Would You Sell One of Your Kidneys? Each year thousands die because there aren’t enough organs for transplants, and I may be one of them. It’s time to start compensating donors. by Dylan Walsh

Here's the first sentence:

"WHEN WE WERE teenagers, my brother and I received kidney transplants six days apart. "

Here's some history of transplantation itself:

"In 1963, the world’s preeminent kidney transplant surgeons met in DC to discuss the state of the field. They were few in number and dispirited. Roughly 300 operations had been performed by then, with only 10 percent of patients surviving more than six months, according to one account. The procedure remained no more than “highly experimental,” in the words of even its fiercest proponents. But the prevailing gloom lifted when two little-known surgeons from Denver, Thomas Starzl and Thomas Marchioro, presented results from a series of transplants they’d performed.

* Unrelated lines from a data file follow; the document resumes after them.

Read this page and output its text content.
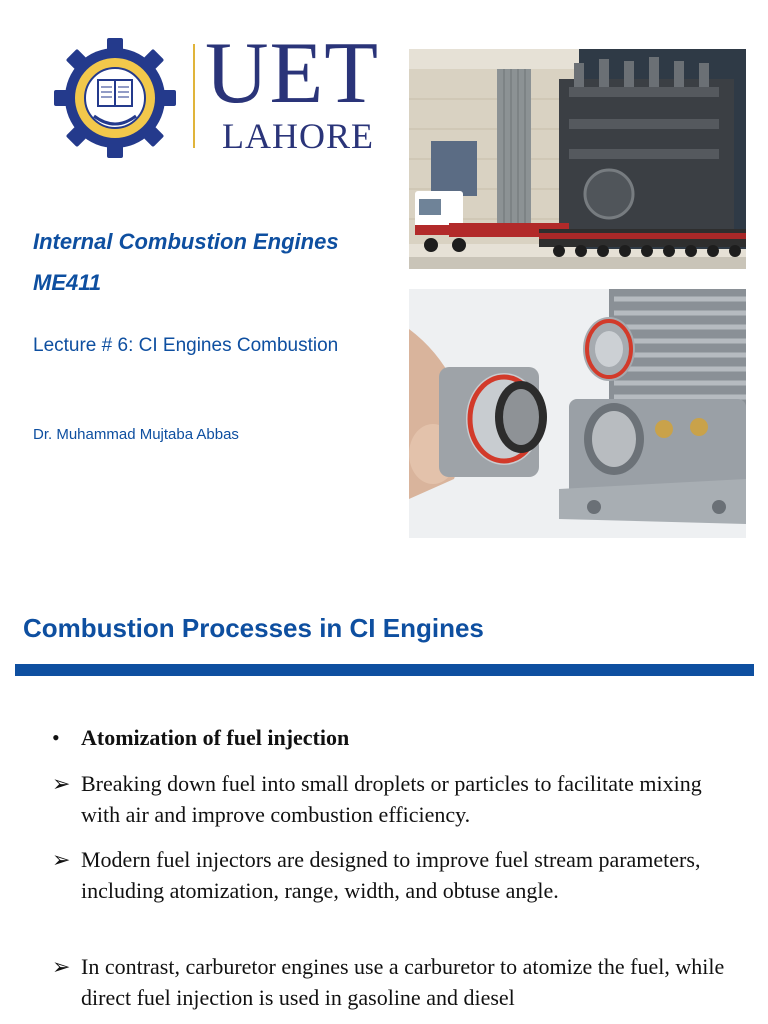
UET
LAHORE
Internal Combustion Engines
ME411
Lecture # 6: CI Engines Combustion
Dr. Muhammad Mujtaba Abbas
Combustion Processes in CI Engines
• Atomization of fuel injection
➢ Breaking down fuel into small droplets or particles to facilitate mixing with air and improve combustion efficiency.
➢ Modern fuel injectors are designed to improve fuel stream parameters, including atomization, range, width, and obtuse angle.
➢ In contrast, carburetor engines use a carburetor to atomize the fuel, while direct fuel injection is used in gasoline and diesel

They had managed to flip the outcomes: 10 percent failure, 90 percent success. A euphoric shock spread through the crowd, which quickly gave way to skepticism. The results were studied, confirmed, and eventually replicated. "

Here's a bit about the origins of the legal ban on compensating donors (the 1984 National Organ Transplant Act, or NOTA):

"In 1967, one study found that roughly 8,000 people were eligible for a kidney transplant; only 300 received one.

"IT TOOK ABOUT a decade for someone of enterprising disposition to step into this gap. H. Barry Jacobs was a Virginia doctor who lost his license to practice medicine in 1977 for attempting to defraud Medicare. He spent 10 months in jail and shortly after his release turned his energies to the unregulated business of organ brokering. His company, International Kidney Exchange Ltd., was built around the fact that most of us are born with two kidneys but can function with one. If one kidney is removed, the other grows larger and works harder, filtering more blood to cover as best it can for its emigrant twin. This redundancy supported Jacobs’ straightforward business model. He would connect people who wanted to sell one of their kidneys, for a price of their choosing, with people who needed one. As a mi"ddleman, Jacobs would charge a brokerage fee to the recipients.

"At the time, Al Gore, then a member of the US House of Representatives, was developing the National Organ Transplant Act, which centered on establishing a repository to match organ donors with those in need of a transplant. Upon hearing of Jacobs’ plan, Gore also took up the question of compensation. Jacobs appeared before the Subcommittee on Health and the Environment on October 17, 1983, and spoke with truculence. He talked about one doctor who had testified before him “sitting on his butt” and failing to seriously address the problem of organ shortages. He interrupted and challenged his questioners. His testimony, above all, highlighted the likely abuses in an unregulated organ market.

“I have heard you talk about going to South America and Africa, to third-world countries, and paying poor people overseas to take trips to the United States to undergo surgery and have a kidney removed for use in this country,” Gore said. “That is part of your plan, isn't it?”

“Well, it is one of the proposals,” Jacobs said.

...

"This exchange gave public force to a debate that had been unfolding in the dimmer theater of academia ever since transplantation first became possible. ...Proponents of an organ market had historically invoked the crisp—some say cold—logic of utilitarianism. A properly designed market, they suggested, would provide economic surplus to both the organ donor, in the form of money, and to the recipient, in the form of a longer, healthier life. Opponents of a market typically crafted their dissents from the gossamer realm of ethics."

There's more, both personal and policy.  

Good luck to all who need a kidney and to those who donate them. Maybe we'll make some more progress in 2023.